Gleichwohl war als einziges Indiz für diesen Stimmungswechsel (manche sprachen gar von einem geldpolitischen Wendepunkt) und die damit verbundene Angst vor einer Diskussion über ein eher früher als später einsetzendes Tapering im Prinzip lediglich eine Veränderung bei den Zinsprognosen zu nennen: Die Mehrheit der Ausschussmitglieder prognostizierte nun einen ersten Leitzinsschritt bis Ende 2023, also ein Jahr früher als zuvor. Seinerzeit hatte ich mich HIER eingehend zu der überzogenen Reaktion vieler Marktteilnehmer auf diesen Meinungsumschwung geäußert.
Renditen im Rückwärtsgang
Nun hätte man annehmen können, dass sich die Renditen der langfristigen US-Staatsanleihen wegen dieser neuen hawkishen Sichtweise vieler Analysten und Kommentatoren zumindest nicht deutlich abschwächen würden. Aber nur einen Tag nach Beendigung der FOMC-Sitzung begann etwa bei der Rendite der US-Staatsanleihen mit zehnjähriger Fälligkeit eine Abwärtsbewegung, die gestern mit einem vorläufigen Tief bei 1,2960% nicht nur das niedrigste Niveau seit dem 19. Februar dieses Jahres, sondern auch einen Rückgang von seither rd. 30 Basispunkten markierte. Allein an den vergangenen beiden Tagen sprechen wir von einem Sturz von rd. 15 Basispunkten, ohne dass es greifbare makroökonomische Auslöser für diese Entwicklung gegeben hätte.
Ra(s)tlos
Natürlich gibt es nun auch Kommentatoren, die mit den fallenden Renditen Wachstumsängste der Akteure in Verbindung bringen. Auch eine mangelnde Verfügbarkeit von Neuemissionen von US-Staatsanleihen wurde in diesem Zusammenhang genannt. Aber wenn plötzlich von namhaften Strategen charttechnische Trends und damit eine sich selbst erfüllende Prophezeiung als Ursache für die jüngste starke Nachfrage nach US-Staatsanleihen angeführt wird, spiegelt das nicht nur eine gewisse Ratlosigkeit wider. Vielmehr handelt es sich schlichtweg um Positionen, die eiligst und möglicherweise um jeden Preis glattgestellt werden mussten.
Veritable Short-Squeeze
Ein starker Trend ist in meinen Augen ohnehin nichts anderes als ein Spiegel der Positionsglattstellungen von schiefliegenden Marktteilnehmern. Dass es diese Stopp-Loss-Käufe gegeben hat, kann man dem einen oder anderen Kommentar von gestern entnehmen. Auf jeden Fall sollte man nicht vergessen, dass die letzte Umfrage der Bank of America unter internationalen Fondsmanagern – diese ist zugegebenermaßen schon wieder vier Wochen her – zu Tage förderte, dass netto(!) rekordverdächtige 69 Prozent der Vermögensverwalter nach eigenen Angaben in Anleihen untergewichtet waren. Da müssen nur einige Akteure überlegt haben Gewinne aus dieser Untergewichtung mitzunehmen – und dafür braucht man im Zweifel keine weiteren ökonomischen Argumente –, und schon ist möglicherweise eine Initialzündung gesetzt. Die Folgen davon haben wir während der vergangenen Tage höchstwahrscheinlich in Form einer Short-Squeeze gesehen.
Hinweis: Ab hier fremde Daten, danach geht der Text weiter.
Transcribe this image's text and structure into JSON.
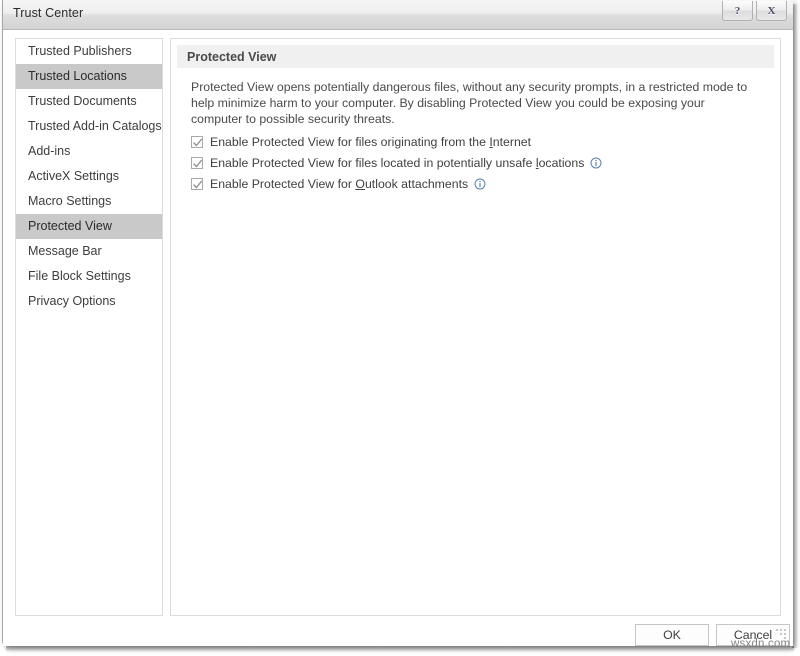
{
  "window": {
    "title": "Trust Center",
    "caption_buttons": [
      {
        "name": "help",
        "glyph": "?"
      },
      {
        "name": "close",
        "glyph": "X"
      }
    ]
  },
  "sidebar": {
    "items": [
      {
        "label": "Trusted Publishers",
        "selected": false
      },
      {
        "label": "Trusted Locations",
        "selected": true
      },
      {
        "label": "Trusted Documents",
        "selected": false
      },
      {
        "label": "Trusted Add-in Catalogs",
        "selected": false
      },
      {
        "label": "Add-ins",
        "selected": false
      },
      {
        "label": "ActiveX Settings",
        "selected": false
      },
      {
        "label": "Macro Settings",
        "selected": false
      },
      {
        "label": "Protected View",
        "selected": true
      },
      {
        "label": "Message Bar",
        "selected": false
      },
      {
        "label": "File Block Settings",
        "selected": false
      },
      {
        "label": "Privacy Options",
        "selected": false
      }
    ]
  },
  "main": {
    "section_title": "Protected View",
    "description": "Protected View opens potentially dangerous files, without any security prompts, in a restricted mode to help minimize harm to your computer. By disabling Protected View you could be exposing your computer to possible security threats.",
    "checkboxes": [
      {
        "label": "Enable Protected View for files originating from the Internet",
        "before": "Enable Protected View for files originating from the ",
        "accel": "I",
        "after": "nternet",
        "checked": true,
        "has_info": false
      },
      {
        "label": "Enable Protected View for files located in potentially unsafe locations",
        "before": "Enable Protected View for files located in potentially unsafe ",
        "accel": "l",
        "after": "ocations",
        "checked": true,
        "has_info": true
      },
      {
        "label": "Enable Protected View for Outlook attachments",
        "before": "Enable Protected View for ",
        "accel": "O",
        "after": "utlook attachments",
        "checked": true,
        "has_info": true
      }
    ]
  },
  "footer": {
    "ok_label": "OK",
    "cancel_label": "Cancel"
  },
  "watermark": "wsxdn.com",
  "colors": {
    "selected_row": "#c9c9c9",
    "section_header_bg": "#f0f0f0",
    "panel_border": "#dcdcdc",
    "text": "#3f3f3f",
    "info_icon": "#5b7fa6"
  }
}
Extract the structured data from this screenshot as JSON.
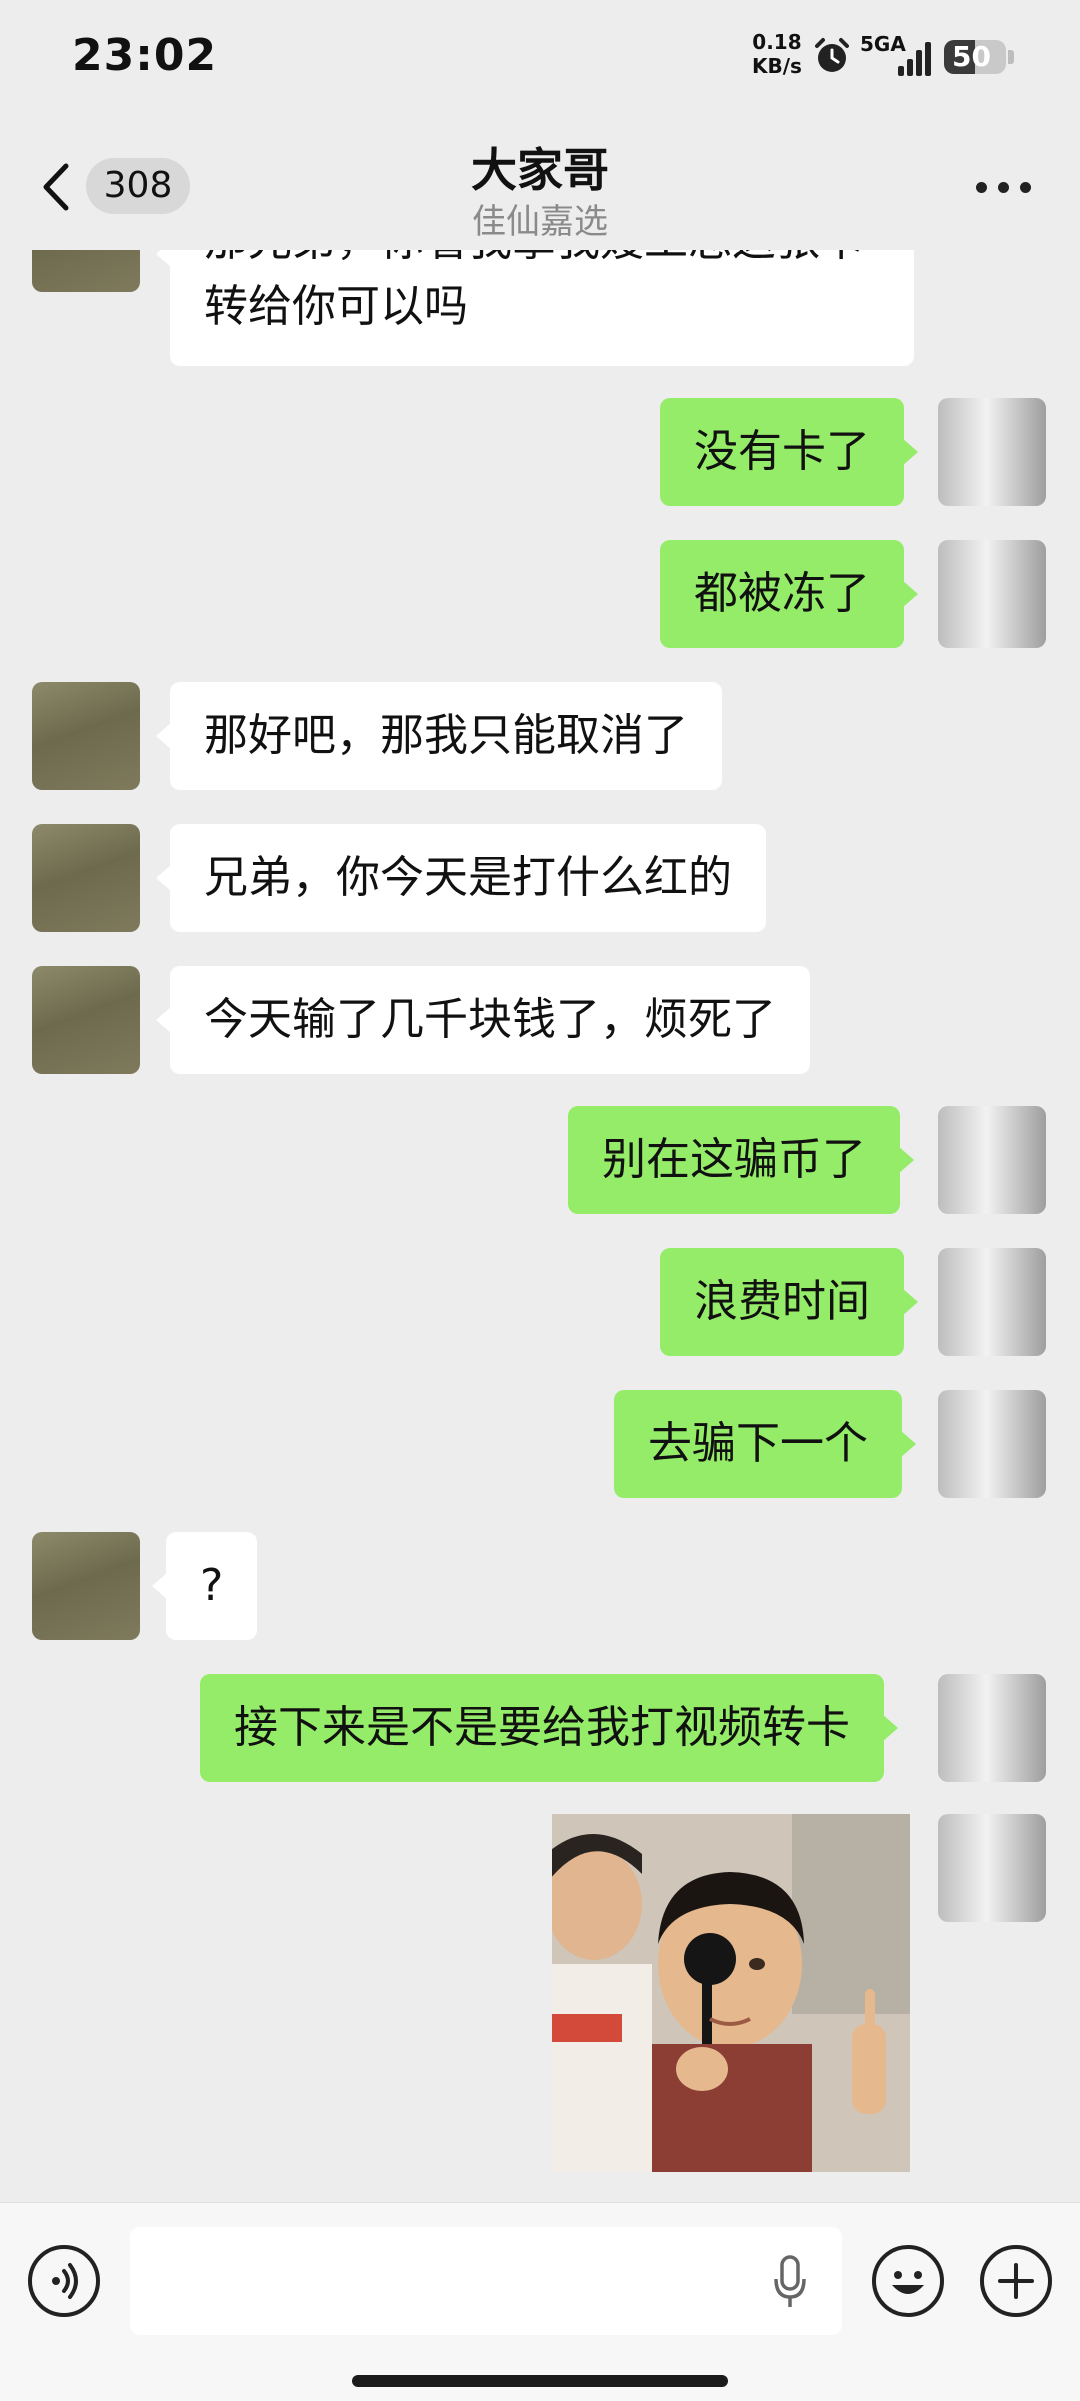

Am Ende barg das Fed-Protokoll keine wirklich marktbewegenden Erkenntnisse. Die wichtigste davon dürfte wohl sein, dass keine große Dringlichkeit besteht, an den Anleihekaufprogramme oder gar an den Leitzinsen etwas zu verändern. Und am Ende des Tages musste der Dollar von seinem Gewinn nichts hergeben. Der Euro konnte sich ebenfalls von seinem Tagestief, dem niedrigsten Kurs seit dem 6. April, kaum erholen und bleibt im Rahmen seines kurzfristigen Abwärtstrends weiterhin unter Druck, solange 1,1905 nicht überwunden wird. An der Unterseite gilt es weiterhin das wichtige Niveau von 1,1760/70 zu beachten.
Hinweis
Die genannten Preisniveaus verlieren ab einer bestimmten Durchstoßgröße ihre Gültigkeit. Diese beträgt für EUR/USD 5 Stellen.